= Turid Kjellmann Pedersen =

Norwegian politician

Turid Kjellmann Pedersen (26 September 1937 – 16 August 2012) was a Norwegian politician for the Labour Party.

== Early life and career ==
She was born in Talvik as a daughter of two smallholders. She finished secondary education, and after various jobs she worked at an antiquity shop in Oslo from 1958 to 1970. After an intermezzo as a housewife and smallholder from 1970 to 1985, she worked in tourism until retiring in 1998.

She was a member of Finnmark county council from 1975 to 1987, serving as Deputy County Mayor from 1986 to 1987. From 2003 to 2007, she was a deputy member of the municipal council of Alta Municipality from 2003 to 2007. She was a national board member of the Labour Party from 1973 to 1978 and 1982 to 1987.

She served as a deputy representative to the Parliament of Norway from Finnmark during the term 1981-1985 and 1985-1989. From May to September 1989, she met as a regular representative, covering for Oddrunn Pettersen who was a member of Brundtland's Second Cabinet. A member of the Standing Committee on Transport and Communications, in total she met during 233 days of parliamentary session.

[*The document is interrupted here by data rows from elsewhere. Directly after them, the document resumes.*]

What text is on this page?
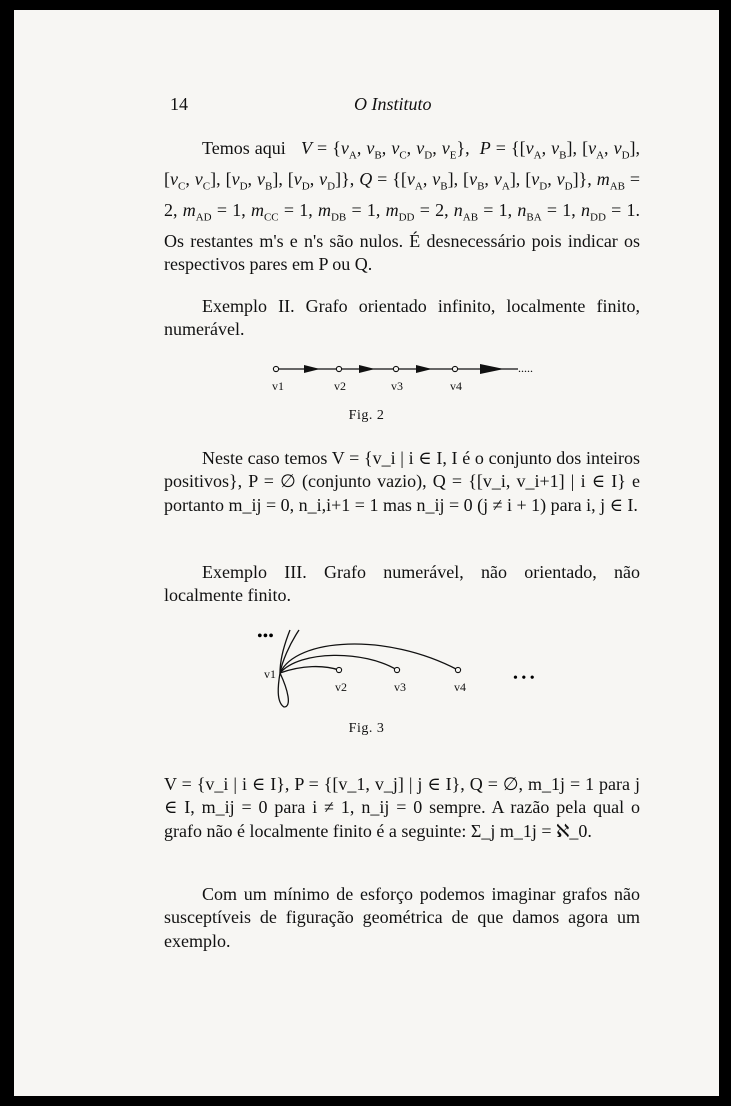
14	O Instituto
Temos aqui $V = \{v_A$, $v_B$, $v_C$, $v_D$, $v_E$},  $P = \{[v_A$, $v_B$], [$v_A$, $v_D$], [$v_C$, $v_C$], [$v_D$, $v_B$], [$v_D$, $v_D$]}, $Q = \{[v_A$, $v_B$], [$v_B$, $v_A$], [$v_D$, $v_D$]}, $m_{AB} = 2$, $m_{AD} = 1$, $m_{CC} = 1$, $m_{DB} = 1$, $m_{DD} = 2$, $n_{AB} = 1$, $n_{BA} = 1$, $n_{DD} = 1$. Os restantes m's e n's são nulos. É desnecessário pois indicar os respectivos pares em P ou Q.
Exemplo II. Grafo orientado infinito, localmente finito, numerável.
.....
v1	v2	v3	v4
Fig. 2
Neste caso temos V = {v_i | i ∈ I, I é o conjunto dos inteiros positivos}, P = ∅ (conjunto vazio), Q = {[v_i, v_i+1] | i ∈ I} e portanto m_ij = 0, n_i,i+1 = 1 mas n_ij = 0 (j ≠ i + 1) para i, j ∈ I.
Exemplo III. Grafo numerável, não orientado, não localmente finito.
•••
• • •
v1
v2	v3	v4
Fig. 3
V = {v_i | i ∈ I}, P = {[v_1, v_j] | j ∈ I}, Q = ∅, m_1j = 1 para j ∈ I, m_ij = 0 para i ≠ 1, n_ij = 0 sempre. A razão pela qual o grafo não é localmente finito é a seguinte: Σ_j m_1j = ℵ_0.
Com um mínimo de esforço podemos imaginar grafos não susceptíveis de figuração geométrica de que damos agora um exemplo.
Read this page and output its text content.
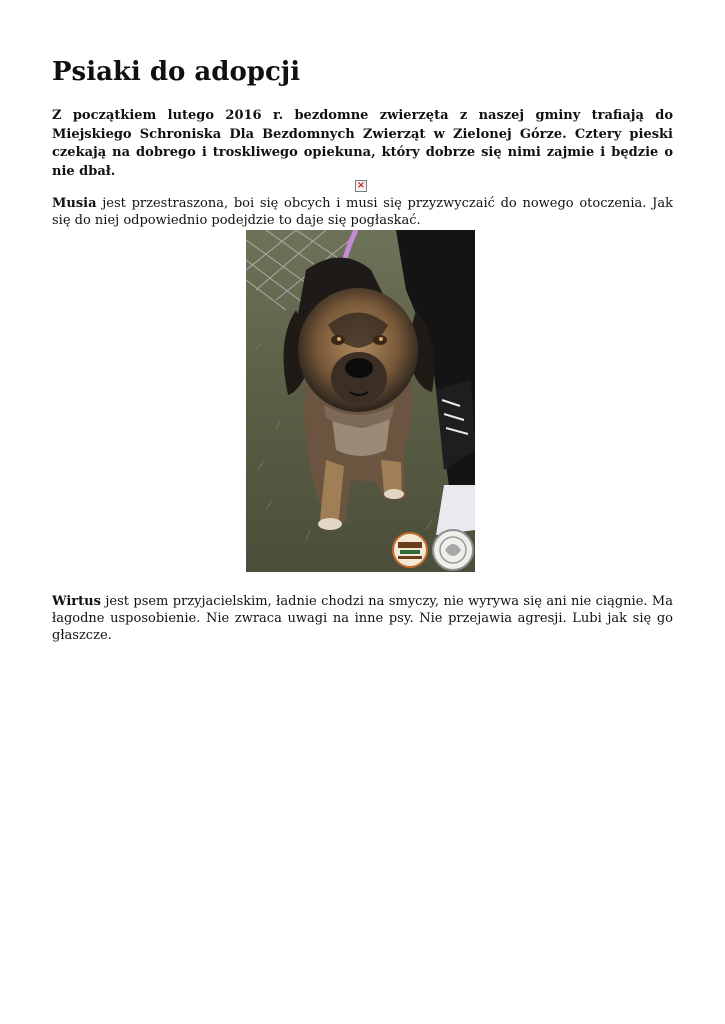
Psiaki do adopcji

Z początkiem lutego 2016 r. bezdomne zwierzęta z naszej gminy trafiają do Miejskiego Schroniska Dla Bezdomnych Zwierząt w Zielonej Górze. Cztery pieski czekają na dobrego i troskliwego opiekuna, który dobrze się nimi zajmie i będzie o nie dbał.

×

Musia jest przestraszona, boi się obcych i musi się przyzwyczaić do nowego otoczenia. Jak się do niej odpowiednio podejdzie to daje się pogłaskać.

Wirtus jest psem przyjacielskim, ładnie chodzi na smyczy, nie wyrywa się ani nie ciągnie. Ma łagodne usposobienie. Nie zwraca uwagi na inne psy. Nie przejawia agresji. Lubi jak się go głaszcze.
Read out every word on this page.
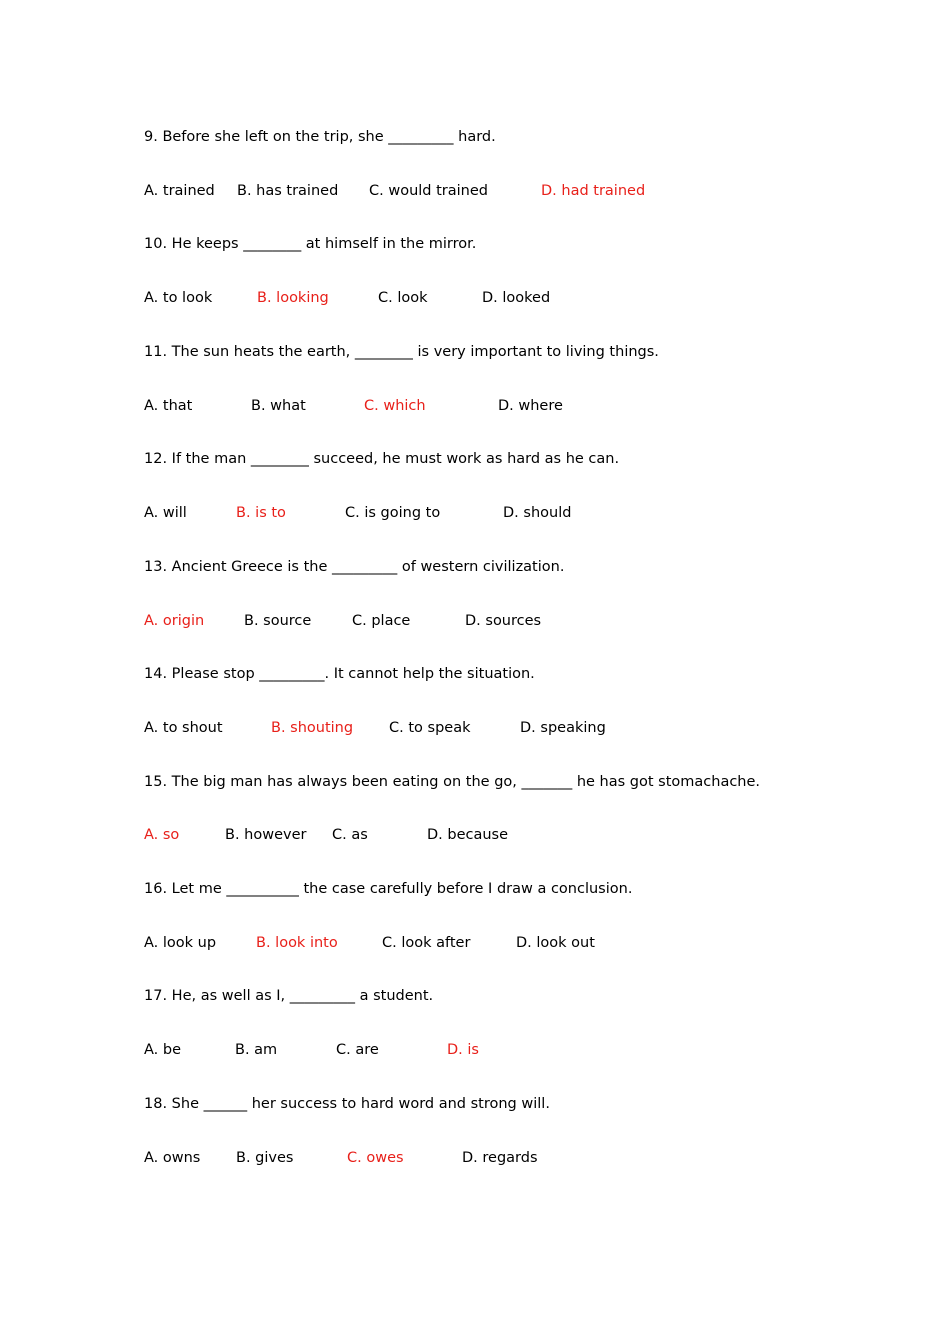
9. Before she left on the trip, she _________ hard.

A. trained

B. has trained

C. would trained

	D. had trained

10. He keeps ________ at himself in the mirror.

A. to look

	B. looking

	C. look

	D. looked

11. The sun heats the earth, ________ is very important to living things.

A. that

	B. what

	C. which

	D. where

12. If the man ________ succeed, he must work as hard as he can.

A. will

	B. is to

	C. is going to

	D. should

13. Ancient Greece is the _________ of western civilization.

A. origin

	B. source

	C. place

	D. sources

14. Please stop _________. It cannot help the situation.

A. to shout

	B. shouting

C. to speak

	D. speaking

15. The big man has always been eating on the go, _______ he has got stomachache.

A. so

	B. however

C. as

	D. because

16. Let me __________ the case carefully before I draw a conclusion.

A. look up

	B. look into

	C. look after

	D. look out

17. He, as well as I, _________ a student.

A. be

	B. am

	C. are

	D. is

18. She ______ her success to hard word and strong will.

A. owns

B. gives

	C. owes

	D. regards
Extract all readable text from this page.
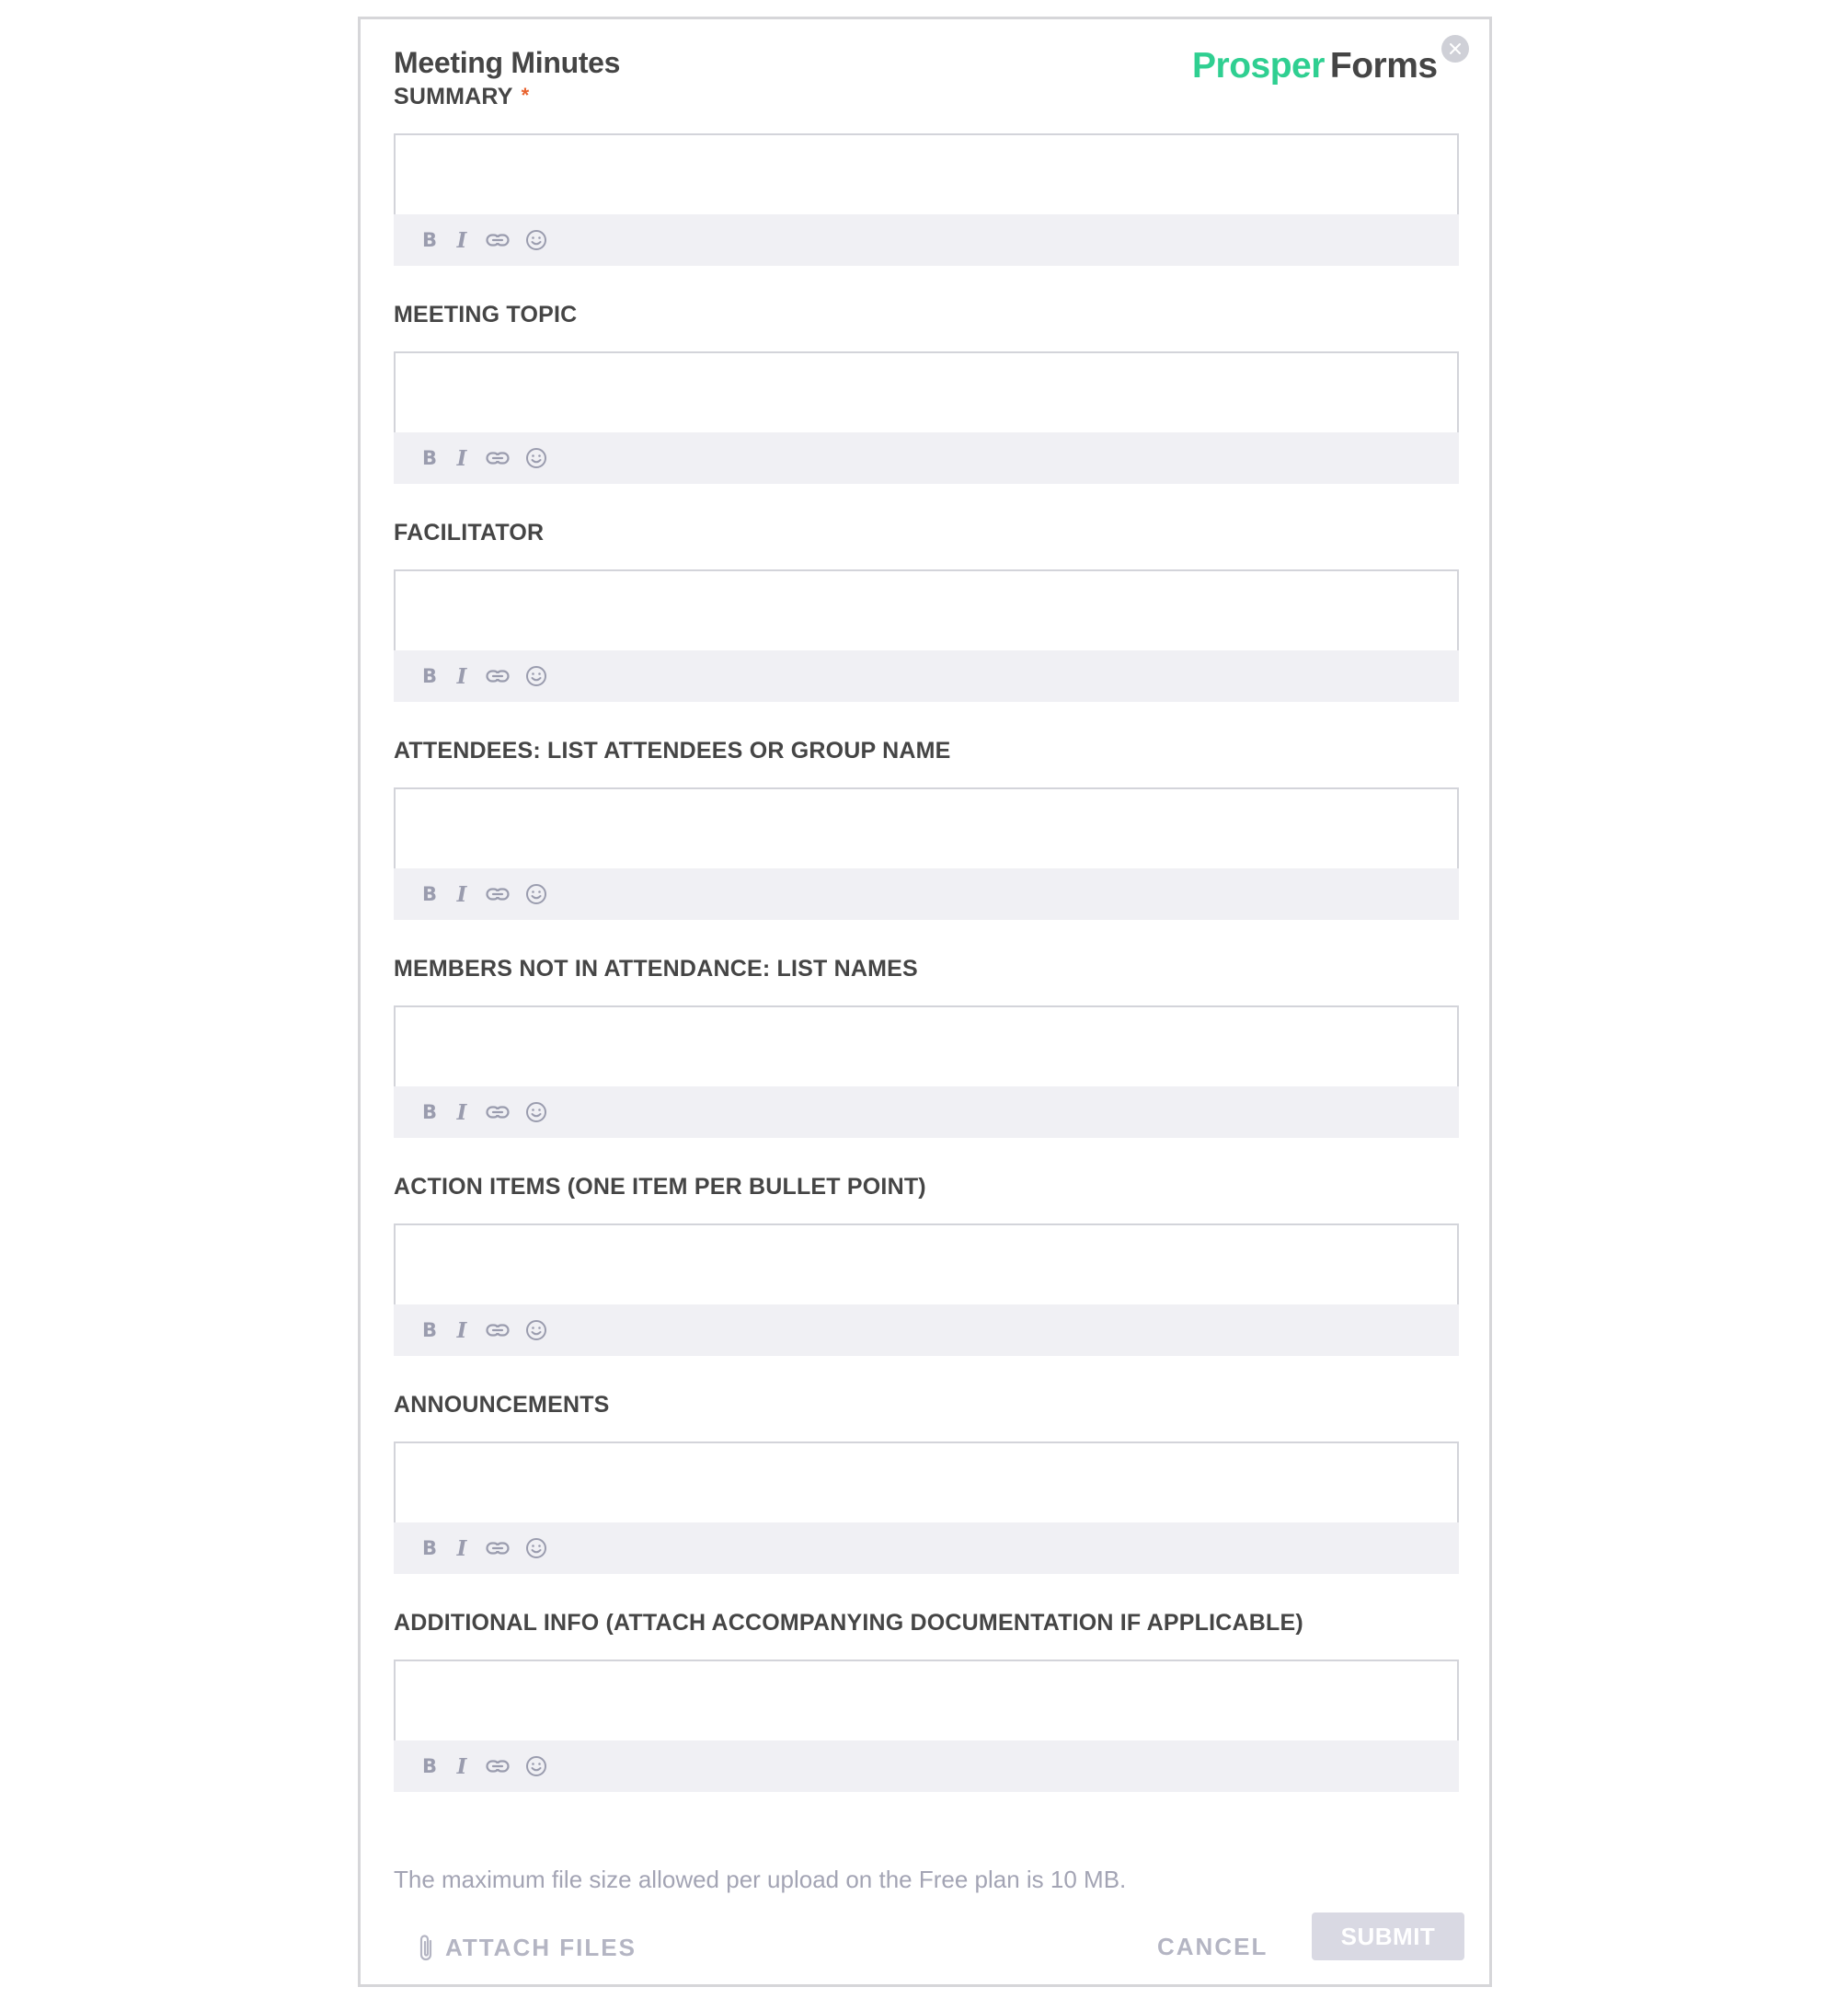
Meeting Minutes	Prosper Forms
SUMMARY *
B I
MEETING TOPIC
B I
FACILITATOR
B I
ATTENDEES: LIST ATTENDEES OR GROUP NAME
B I
MEMBERS NOT IN ATTENDANCE: LIST NAMES
B I
ACTION ITEMS (ONE ITEM PER BULLET POINT)
B I
ANNOUNCEMENTS
B I
ADDITIONAL INFO (ATTACH ACCOMPANYING DOCUMENTATION IF APPLICABLE)
B I
The maximum file size allowed per upload on the Free plan is 10 MB.
ATTACH FILES	CANCEL	SUBMIT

She chaired the board of Finnmark Energi from 1985 to 1991 and was a board member of the Norwegian Farmers and Smallholders Union from 1970 to 1985, Direktoratet for statens skoger from 1980 to 1985, Direktoratet for vilt og ferskvannsfisk from 1981 to 1986, Sami Upper Secondary School from 1986 to 1988 and Nordgass from 1986 to 1997. From 1980 to 1984, she was a supervisory council member of Store Norske Spitsbergen Kulkompani.